Ich habe das Review mal "überflogen" und konnte die Aussage, dass die 400 Watt Variante ebenfalls über vier 12V Rails verfügt leider nicht finden.

Im Eingang steht Triple / die Abbildungen der Verpackung zeigen ebenfalls nur drei Rails.

Gruß

Marco


----------



## Rapante_Rapante (16. Dezember 2014)

Steht ungefähr in der Mitte:
En elke 6+2 pins PEG connector heeft ook zijn eigen 12V rail, de ene heeft geel witte draden en de andere blauw gele draden. Deze verdeling is dus nog beter dan wat het label en de handleiding verteld! Met 18A per connector (of misschien wat meer maar dit moet je meten) zou je een enkele 12V rail nooit per ongeluk kunnen overbelasten maar bij kortsluiting beschermt dit wel de rest van de PC, wat veel minder het geval is bij een single rail voeding.

Nach diesem Bild:
http://tweakers.net/ext/f/J2B76WO98WV5L1LQ1AugJe5l/full.jpg


Er erwähnt das auch am Anfang in der Pro und Contra Liste, allerdings als Contra weil es eben nicht der Beschreibung entspricht.


----------



## be quiet! Support (16. Dezember 2014)

Danke für den Hinweis ich lasse das mal prüfen...

Gruß

Marco


----------



## FrozenPie (16. Dezember 2014)

be quiet! Support schrieb:


> Danke für den Hinweis ich lasse das mal prüfen...



Wir warten alle gespannt wie die Flitzebögen


----------



## be quiet! Support (17. Dezember 2014)

FrozenPie schrieb:


> Wir warten alle gespannt wie die Flitzebögen



Und wieder ist der Beitragszähler um einen Punkt gestiegen 

Ich bin da dran, aber gebt mir etwas Zeit.

Gruß

Marco


----------



## Threshold (17. Dezember 2014)

be quiet! Support schrieb:


> Ich bin da dran, aber gebt mir etwas Zeit.

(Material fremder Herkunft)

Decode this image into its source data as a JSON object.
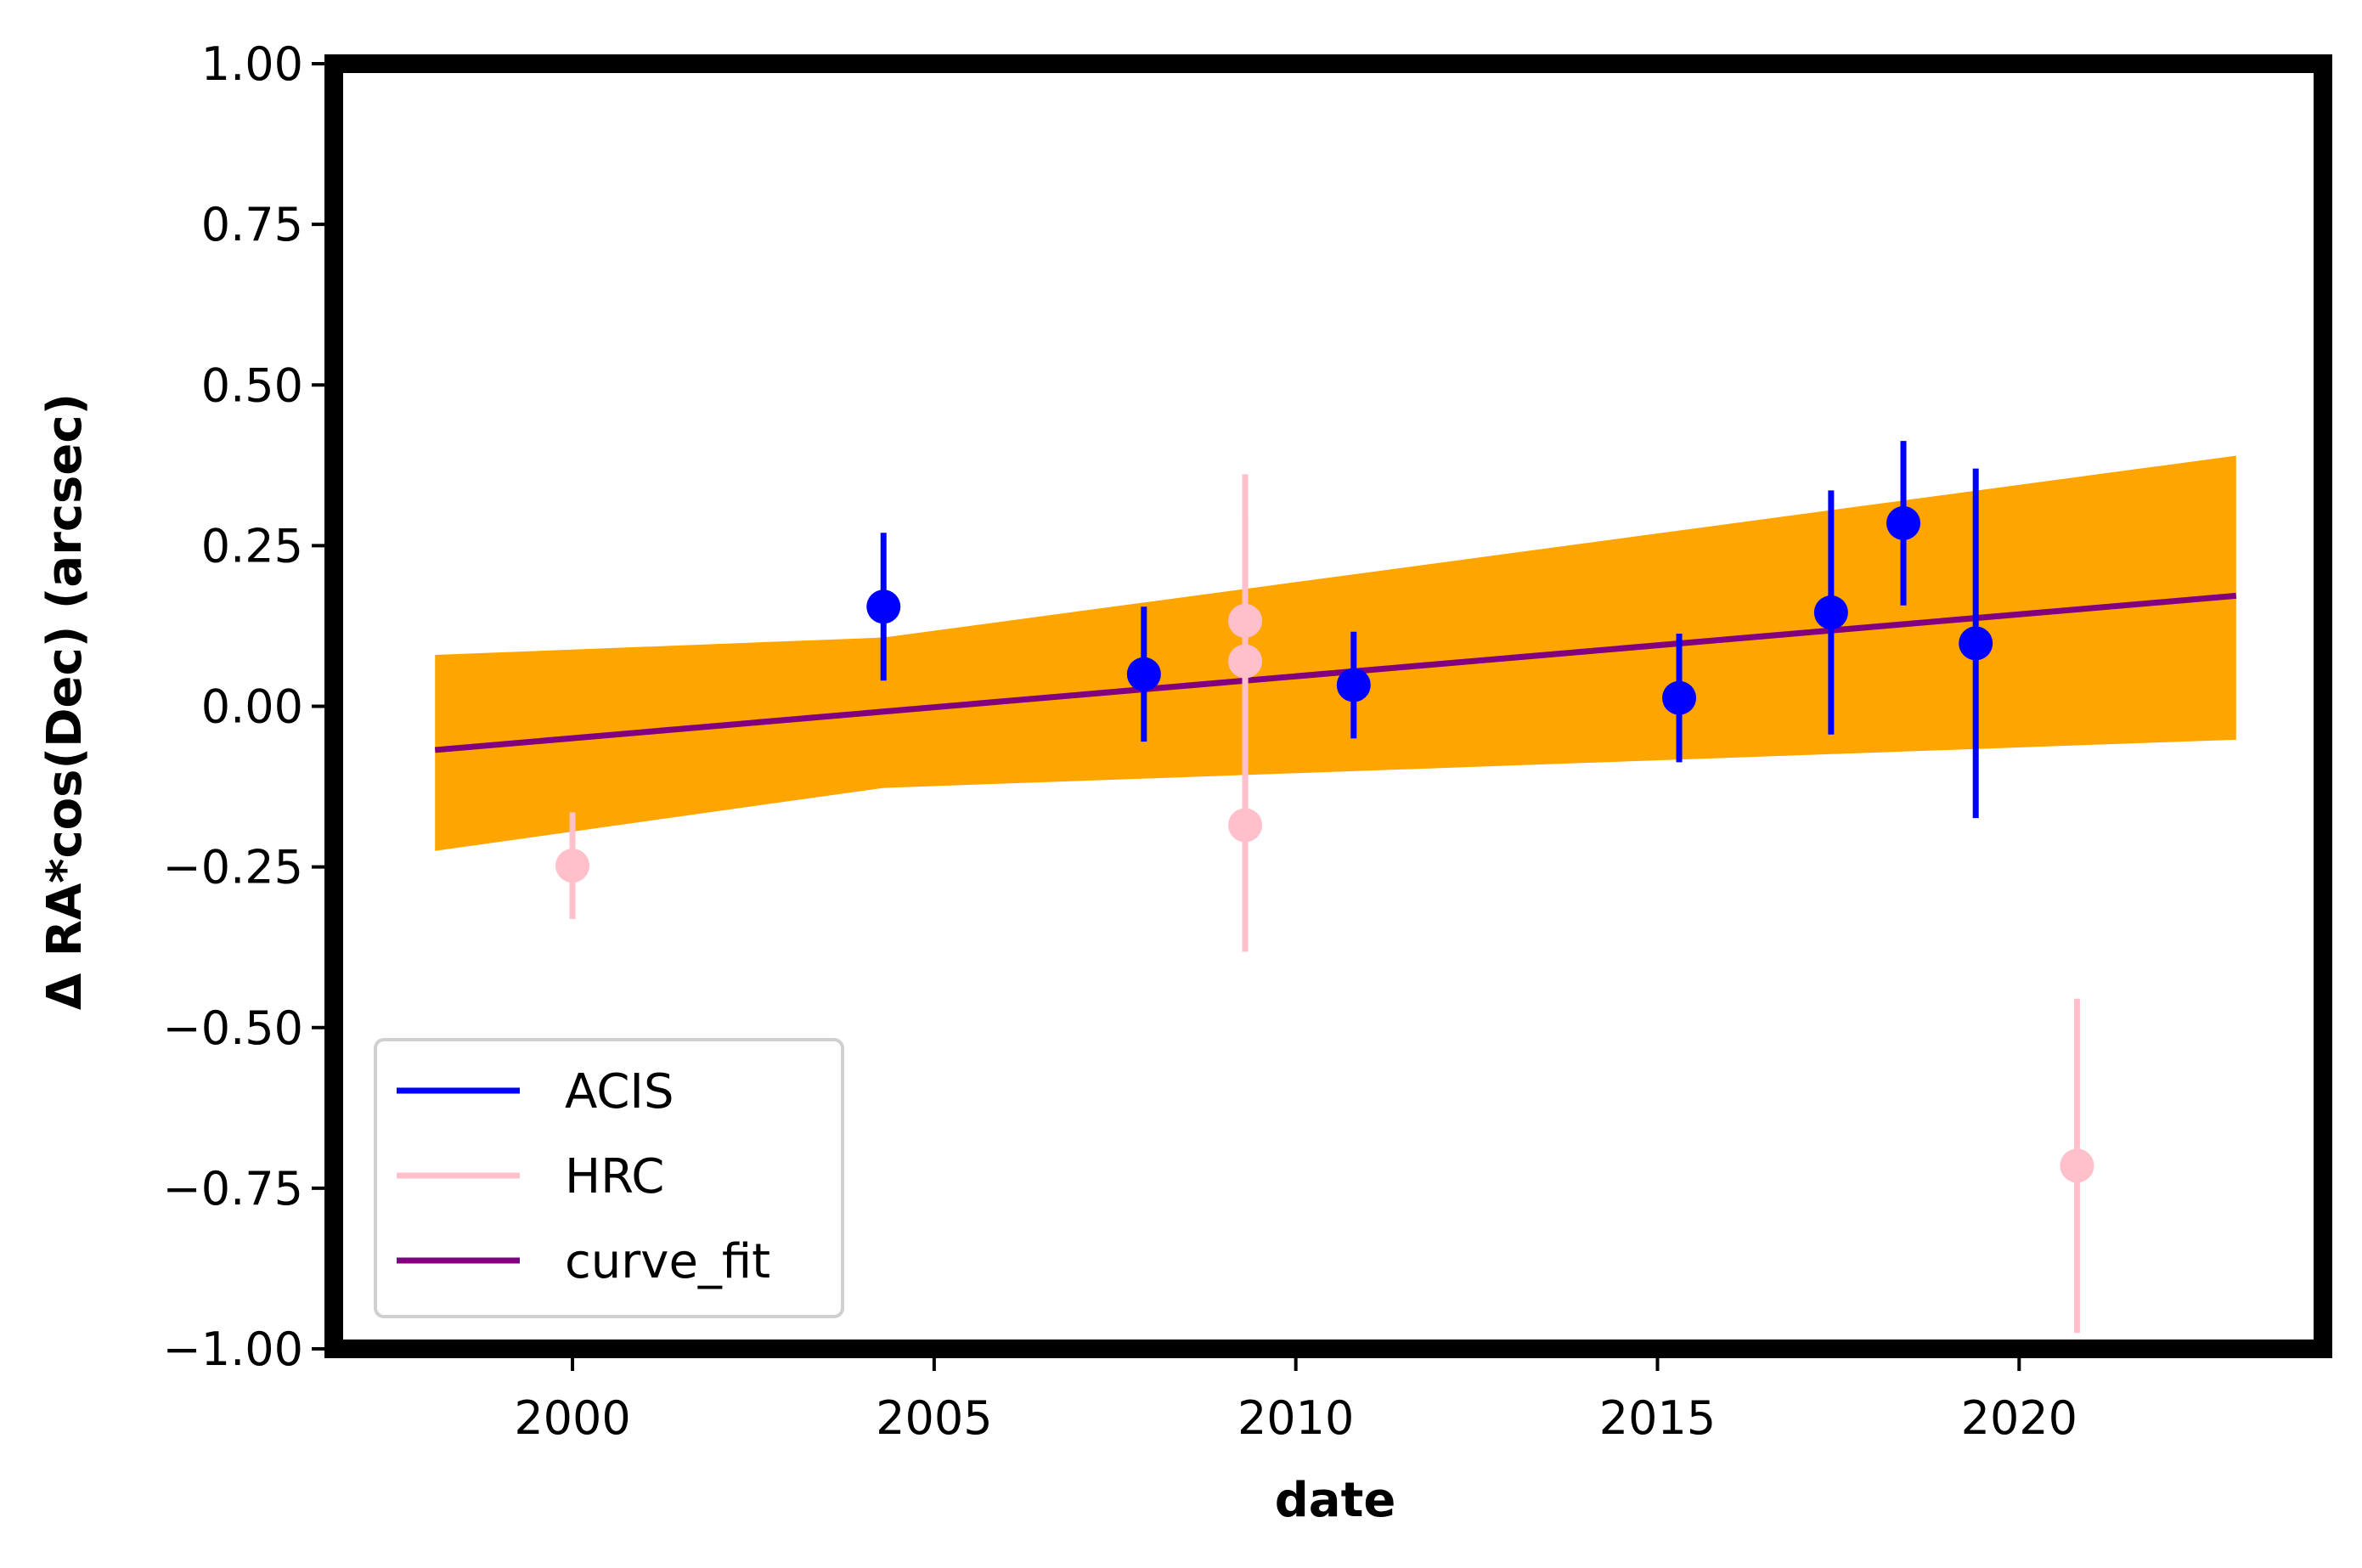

Keine Sorge. wir sind alle geduldig.


----------



## MATRIX KILLER (17. Dezember 2014)

Da bin ich mal gespannt


----------



## FrozenPie (22. Dezember 2014)

Es ist so verdächtig still hier..


----------



## fisch@namenssuche (20. Januar 2015)

be quiet! Support schrieb:


> Ich bin da dran, aber gebt mir etwas Zeit.
> 
> Gruß
> 
> Marco



Der letzte Post ist nun 'nen Monat rum und die Weihnachtsfeiertage und Neujahr hoffentlich gut überstanden... 
Wie sieht's denn aus?


----------



## Rapante_Rapante (20. Januar 2015)

Wurde im Netzteilthread doch mal beantwortet, bei der ersten Charge wurde versehentlich die 4te Rail mit angeschlossen, das soll in Zukunft geändert werden. Vielleicht kann man das selber entsprechend umlöten.^^


----------